The most important life processes in the oceans (and everywhere else) are photosynthesis and respiration.
* Photosynthesis by plants (and some other "lower" organisms) uses sunlight to convert CO2 and H2O to a carbohydrate compound; O2 is a by-product of that reaction.
* Respiration is the process that all organisms use to recover the chemical energy stored in organic compounds. O2 is used to oxidize organic matter and release chemical energy; CO2 and H2O are by-products.

On an ocean-wide basis, the rates of photosynthesis and respiration are nearly balanced. In other words, all of the organic matter produced by photosynthetic algae is respired by consumer and decomposing organisms. (There is, in fact, a slight excess in photosynthesis that is balanced by organic matter deposited and preserved in sediments.)

But photosynthesis and respiration do not balance at any given depth in the oceans. Because of that imbalance, the concentrations of TDC and O2 also vary with depth.
* Photosynthesis only occurs in the upper 150 m. In that "photic zone" Ph > Re and thus the concentration of O2 is high.
* Respiration reaches a maximum at 200-800 m, and thus O2 concentrations are low. (This depth range is called the "oxygen minimum zone.")
* Respiration continues at depth. But there is often an increase in O2 in deep and bottom water. This is due to the sinking and spreading of cold, O2-saturated water from high latitudes. These waters transport O2 faster than it is utilized by respiration.

Dissolved CO2 system in sea water.

Reactions involving dissolved CO2 species are very important in regulating the chemistry of sea water and the atmosphere -- and in making the Earth's surface a habitable environment.

1. Reactions involving dissolved CO2 species buffers oceans against sudden changes in acidity.
* Life processes and many chemical reactions in the oceans are quite sensitive to the hydrogen ion concentration [H+], or pH, in sea water.
* The dissolved CO2 system is a powerful pH buffer.

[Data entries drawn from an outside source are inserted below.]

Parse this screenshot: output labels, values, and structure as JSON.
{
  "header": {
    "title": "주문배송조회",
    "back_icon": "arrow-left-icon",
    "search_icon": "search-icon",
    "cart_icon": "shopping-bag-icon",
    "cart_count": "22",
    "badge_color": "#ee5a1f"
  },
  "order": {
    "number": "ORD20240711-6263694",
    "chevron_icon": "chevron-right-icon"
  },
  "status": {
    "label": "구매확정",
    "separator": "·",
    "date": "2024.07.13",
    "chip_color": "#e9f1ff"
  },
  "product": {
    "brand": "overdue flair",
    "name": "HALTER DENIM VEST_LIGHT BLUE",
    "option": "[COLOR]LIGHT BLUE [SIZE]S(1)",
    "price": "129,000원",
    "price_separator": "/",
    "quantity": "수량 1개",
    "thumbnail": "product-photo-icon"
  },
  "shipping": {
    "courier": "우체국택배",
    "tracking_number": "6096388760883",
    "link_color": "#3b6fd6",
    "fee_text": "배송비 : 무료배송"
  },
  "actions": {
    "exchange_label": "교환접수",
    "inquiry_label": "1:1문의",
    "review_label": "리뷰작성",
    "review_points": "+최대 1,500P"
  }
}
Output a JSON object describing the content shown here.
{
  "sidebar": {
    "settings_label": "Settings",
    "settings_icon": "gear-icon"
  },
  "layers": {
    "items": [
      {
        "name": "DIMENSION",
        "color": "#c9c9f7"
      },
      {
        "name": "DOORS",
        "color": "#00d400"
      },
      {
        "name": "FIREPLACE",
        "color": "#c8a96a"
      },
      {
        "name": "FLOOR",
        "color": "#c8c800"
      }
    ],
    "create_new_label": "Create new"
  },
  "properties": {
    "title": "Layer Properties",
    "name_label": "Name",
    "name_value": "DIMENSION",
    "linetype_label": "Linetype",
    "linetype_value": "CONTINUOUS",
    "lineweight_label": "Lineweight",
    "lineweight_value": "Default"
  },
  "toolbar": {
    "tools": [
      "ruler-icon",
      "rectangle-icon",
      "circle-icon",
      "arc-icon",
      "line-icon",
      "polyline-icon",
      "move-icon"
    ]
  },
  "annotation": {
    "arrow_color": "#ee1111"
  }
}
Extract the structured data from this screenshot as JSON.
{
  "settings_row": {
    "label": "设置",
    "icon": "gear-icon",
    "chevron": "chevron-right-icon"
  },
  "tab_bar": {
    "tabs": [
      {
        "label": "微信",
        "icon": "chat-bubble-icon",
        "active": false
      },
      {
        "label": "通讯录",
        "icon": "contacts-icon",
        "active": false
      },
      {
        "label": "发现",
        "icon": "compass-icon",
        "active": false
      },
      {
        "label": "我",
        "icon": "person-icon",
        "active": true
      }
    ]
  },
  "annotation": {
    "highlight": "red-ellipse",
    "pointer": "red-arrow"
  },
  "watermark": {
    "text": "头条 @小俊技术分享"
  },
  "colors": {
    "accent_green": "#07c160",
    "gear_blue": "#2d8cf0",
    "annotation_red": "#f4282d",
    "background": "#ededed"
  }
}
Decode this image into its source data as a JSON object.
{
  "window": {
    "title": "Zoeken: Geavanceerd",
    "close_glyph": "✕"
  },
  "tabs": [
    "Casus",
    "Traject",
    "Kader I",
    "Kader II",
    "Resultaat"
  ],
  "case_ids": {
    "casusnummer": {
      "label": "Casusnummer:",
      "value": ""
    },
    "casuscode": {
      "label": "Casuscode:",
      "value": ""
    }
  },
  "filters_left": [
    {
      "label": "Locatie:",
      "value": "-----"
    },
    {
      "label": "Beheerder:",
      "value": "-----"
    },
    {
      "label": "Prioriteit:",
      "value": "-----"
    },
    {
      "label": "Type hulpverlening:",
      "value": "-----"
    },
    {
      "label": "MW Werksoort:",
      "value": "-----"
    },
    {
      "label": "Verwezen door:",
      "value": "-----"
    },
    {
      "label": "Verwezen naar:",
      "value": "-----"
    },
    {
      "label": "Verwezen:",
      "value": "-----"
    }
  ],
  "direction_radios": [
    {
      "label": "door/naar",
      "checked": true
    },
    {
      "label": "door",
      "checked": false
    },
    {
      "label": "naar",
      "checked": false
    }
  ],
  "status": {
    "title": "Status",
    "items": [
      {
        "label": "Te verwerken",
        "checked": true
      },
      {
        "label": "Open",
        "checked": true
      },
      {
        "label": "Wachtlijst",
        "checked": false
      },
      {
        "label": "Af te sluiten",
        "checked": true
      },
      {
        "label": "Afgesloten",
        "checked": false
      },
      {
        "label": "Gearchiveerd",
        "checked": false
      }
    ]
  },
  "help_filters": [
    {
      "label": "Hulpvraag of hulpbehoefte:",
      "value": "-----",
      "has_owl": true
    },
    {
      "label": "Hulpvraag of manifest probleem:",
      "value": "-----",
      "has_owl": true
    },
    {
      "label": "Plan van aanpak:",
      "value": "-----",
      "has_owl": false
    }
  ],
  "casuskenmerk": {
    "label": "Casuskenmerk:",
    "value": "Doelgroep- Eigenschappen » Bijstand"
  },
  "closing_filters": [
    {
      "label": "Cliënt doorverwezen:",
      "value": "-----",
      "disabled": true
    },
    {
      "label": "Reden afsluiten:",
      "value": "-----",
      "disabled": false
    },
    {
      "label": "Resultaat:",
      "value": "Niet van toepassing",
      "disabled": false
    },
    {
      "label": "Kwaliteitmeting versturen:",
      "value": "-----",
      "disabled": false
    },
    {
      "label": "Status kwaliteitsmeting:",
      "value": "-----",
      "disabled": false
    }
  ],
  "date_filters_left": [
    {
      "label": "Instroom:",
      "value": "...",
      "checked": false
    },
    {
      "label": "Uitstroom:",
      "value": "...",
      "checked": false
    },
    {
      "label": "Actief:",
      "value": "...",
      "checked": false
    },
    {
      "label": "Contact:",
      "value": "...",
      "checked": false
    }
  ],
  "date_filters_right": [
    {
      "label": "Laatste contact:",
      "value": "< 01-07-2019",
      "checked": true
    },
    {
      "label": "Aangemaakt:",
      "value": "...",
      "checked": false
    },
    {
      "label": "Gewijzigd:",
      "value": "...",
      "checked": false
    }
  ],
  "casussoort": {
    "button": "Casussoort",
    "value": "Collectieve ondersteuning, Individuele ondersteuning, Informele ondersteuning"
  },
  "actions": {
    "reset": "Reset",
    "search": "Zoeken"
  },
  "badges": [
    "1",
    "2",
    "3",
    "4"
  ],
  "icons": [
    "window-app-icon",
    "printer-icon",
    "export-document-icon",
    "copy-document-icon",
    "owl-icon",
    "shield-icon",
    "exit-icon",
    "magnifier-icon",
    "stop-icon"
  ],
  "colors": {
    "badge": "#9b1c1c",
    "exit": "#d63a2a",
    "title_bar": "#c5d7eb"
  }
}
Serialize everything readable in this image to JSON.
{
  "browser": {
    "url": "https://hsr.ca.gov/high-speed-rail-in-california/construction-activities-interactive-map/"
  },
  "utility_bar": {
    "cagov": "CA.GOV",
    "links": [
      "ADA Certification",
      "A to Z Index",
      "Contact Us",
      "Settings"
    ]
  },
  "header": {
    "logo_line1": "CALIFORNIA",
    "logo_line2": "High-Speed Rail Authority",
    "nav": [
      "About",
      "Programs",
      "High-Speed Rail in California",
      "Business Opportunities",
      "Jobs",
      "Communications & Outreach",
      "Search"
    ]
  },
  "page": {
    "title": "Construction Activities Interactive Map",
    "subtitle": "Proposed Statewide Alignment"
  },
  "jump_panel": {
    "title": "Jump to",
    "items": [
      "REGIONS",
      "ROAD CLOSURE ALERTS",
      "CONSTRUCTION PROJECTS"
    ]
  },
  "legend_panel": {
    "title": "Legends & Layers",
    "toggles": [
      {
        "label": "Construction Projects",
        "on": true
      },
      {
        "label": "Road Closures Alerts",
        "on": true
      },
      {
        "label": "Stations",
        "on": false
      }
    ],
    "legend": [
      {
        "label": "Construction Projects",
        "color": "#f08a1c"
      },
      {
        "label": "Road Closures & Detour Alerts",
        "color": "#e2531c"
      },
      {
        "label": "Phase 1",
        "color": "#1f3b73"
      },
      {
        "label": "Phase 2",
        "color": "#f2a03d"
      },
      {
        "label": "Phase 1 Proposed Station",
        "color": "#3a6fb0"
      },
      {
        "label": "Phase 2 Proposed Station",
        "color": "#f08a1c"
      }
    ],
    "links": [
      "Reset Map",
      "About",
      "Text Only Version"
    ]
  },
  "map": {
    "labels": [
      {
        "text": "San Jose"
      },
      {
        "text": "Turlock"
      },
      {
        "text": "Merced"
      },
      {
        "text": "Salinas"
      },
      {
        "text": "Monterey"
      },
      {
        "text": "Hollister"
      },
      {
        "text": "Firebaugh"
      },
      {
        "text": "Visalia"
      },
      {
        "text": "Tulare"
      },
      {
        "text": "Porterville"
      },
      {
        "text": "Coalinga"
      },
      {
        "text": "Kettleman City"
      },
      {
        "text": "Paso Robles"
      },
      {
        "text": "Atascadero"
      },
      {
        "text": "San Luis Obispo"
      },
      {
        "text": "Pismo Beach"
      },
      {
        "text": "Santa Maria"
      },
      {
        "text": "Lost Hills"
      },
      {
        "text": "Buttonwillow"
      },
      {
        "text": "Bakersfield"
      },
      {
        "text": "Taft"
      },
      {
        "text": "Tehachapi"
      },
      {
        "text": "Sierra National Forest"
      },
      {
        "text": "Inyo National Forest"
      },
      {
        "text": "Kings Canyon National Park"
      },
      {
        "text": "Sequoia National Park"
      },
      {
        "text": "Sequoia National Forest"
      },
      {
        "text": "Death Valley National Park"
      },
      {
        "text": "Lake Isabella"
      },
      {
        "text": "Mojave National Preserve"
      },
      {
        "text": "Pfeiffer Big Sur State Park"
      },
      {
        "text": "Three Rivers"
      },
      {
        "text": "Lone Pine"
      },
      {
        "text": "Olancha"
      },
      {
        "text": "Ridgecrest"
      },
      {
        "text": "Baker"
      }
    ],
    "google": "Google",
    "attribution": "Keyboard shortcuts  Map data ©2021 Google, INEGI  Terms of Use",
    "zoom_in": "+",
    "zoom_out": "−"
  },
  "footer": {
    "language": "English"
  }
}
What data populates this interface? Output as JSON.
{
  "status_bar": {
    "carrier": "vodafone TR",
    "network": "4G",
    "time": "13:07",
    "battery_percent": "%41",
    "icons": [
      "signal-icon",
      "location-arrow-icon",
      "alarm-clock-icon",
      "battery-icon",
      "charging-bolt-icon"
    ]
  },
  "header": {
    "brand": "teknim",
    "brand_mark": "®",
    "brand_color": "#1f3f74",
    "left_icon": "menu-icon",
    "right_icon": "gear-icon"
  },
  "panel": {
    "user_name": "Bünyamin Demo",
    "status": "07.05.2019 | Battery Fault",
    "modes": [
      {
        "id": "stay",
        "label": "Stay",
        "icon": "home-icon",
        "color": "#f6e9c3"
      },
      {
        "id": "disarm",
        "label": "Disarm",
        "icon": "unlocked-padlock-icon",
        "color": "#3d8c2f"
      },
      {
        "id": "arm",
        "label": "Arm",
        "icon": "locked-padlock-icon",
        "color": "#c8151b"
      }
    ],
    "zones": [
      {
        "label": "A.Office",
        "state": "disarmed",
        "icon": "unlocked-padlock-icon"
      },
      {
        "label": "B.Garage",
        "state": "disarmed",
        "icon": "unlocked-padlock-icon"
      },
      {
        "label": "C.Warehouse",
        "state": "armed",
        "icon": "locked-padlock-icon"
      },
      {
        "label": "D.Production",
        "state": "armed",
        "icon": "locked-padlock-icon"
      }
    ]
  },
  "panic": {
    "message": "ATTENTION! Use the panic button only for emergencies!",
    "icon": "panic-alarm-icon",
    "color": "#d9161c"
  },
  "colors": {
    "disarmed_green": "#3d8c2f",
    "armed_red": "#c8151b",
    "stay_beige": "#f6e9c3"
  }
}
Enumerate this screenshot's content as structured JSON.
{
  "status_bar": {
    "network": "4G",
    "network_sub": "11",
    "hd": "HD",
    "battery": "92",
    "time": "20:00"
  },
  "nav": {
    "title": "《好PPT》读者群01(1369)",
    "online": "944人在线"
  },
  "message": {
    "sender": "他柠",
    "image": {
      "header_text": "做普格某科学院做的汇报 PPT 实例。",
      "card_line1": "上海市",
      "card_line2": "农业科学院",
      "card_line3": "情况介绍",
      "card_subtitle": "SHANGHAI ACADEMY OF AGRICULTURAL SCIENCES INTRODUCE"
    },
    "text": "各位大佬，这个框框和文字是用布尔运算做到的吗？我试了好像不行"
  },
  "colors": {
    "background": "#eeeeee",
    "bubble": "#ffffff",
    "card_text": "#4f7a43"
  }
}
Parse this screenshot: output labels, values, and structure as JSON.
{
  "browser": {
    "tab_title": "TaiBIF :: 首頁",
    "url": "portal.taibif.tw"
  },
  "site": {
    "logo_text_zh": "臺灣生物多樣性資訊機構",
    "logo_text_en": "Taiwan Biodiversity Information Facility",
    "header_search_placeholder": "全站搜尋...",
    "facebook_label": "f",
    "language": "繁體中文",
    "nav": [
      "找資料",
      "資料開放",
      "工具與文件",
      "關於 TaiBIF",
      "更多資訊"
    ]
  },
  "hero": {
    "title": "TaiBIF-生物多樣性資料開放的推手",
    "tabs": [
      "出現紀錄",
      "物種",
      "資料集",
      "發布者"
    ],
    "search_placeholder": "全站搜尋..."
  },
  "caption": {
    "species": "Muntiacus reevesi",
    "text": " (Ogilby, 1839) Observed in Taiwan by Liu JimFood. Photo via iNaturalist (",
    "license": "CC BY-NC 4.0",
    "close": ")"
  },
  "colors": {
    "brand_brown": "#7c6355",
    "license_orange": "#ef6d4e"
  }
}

Reactions between those species can consume (or produce) large amounts of hydrogen ion.

2. Reactions involving dissolved CO2 species buffers the atmosphere-ocean system against rapid changes in CO2 content.
The burning of fossil fuels and deforestation over past 150 years has increased CO2 concentration in the atmosphere from 280 ppm to 360 ppm. How does the oceans respond to an increase in atmospheric CO2?
Higher atm. CO2 --> more dissolution in sea water --> higher [H+]
Dissolution of CaCO3 neutralizes (consumes) H+
CaCO3 + H+ ---> Ca2+ + HCO3-
Neutralization allows more atm. CO2 to dissolve. About 50 % of CO2 released by human activity has dissolved in the oceans.

3. Respiration of CO2 in the deep ocean controls CaCO3 saturation and thus the distribution of calcareous sediments.
Respiration of organic matter at depth releases dissolved CO2 (d).
This CO2 (d) reacts with water, dissociates, and increases [H+].
As a result, deep waters are undersaturated in CaCO3. In other words, CaCO3 dissolves.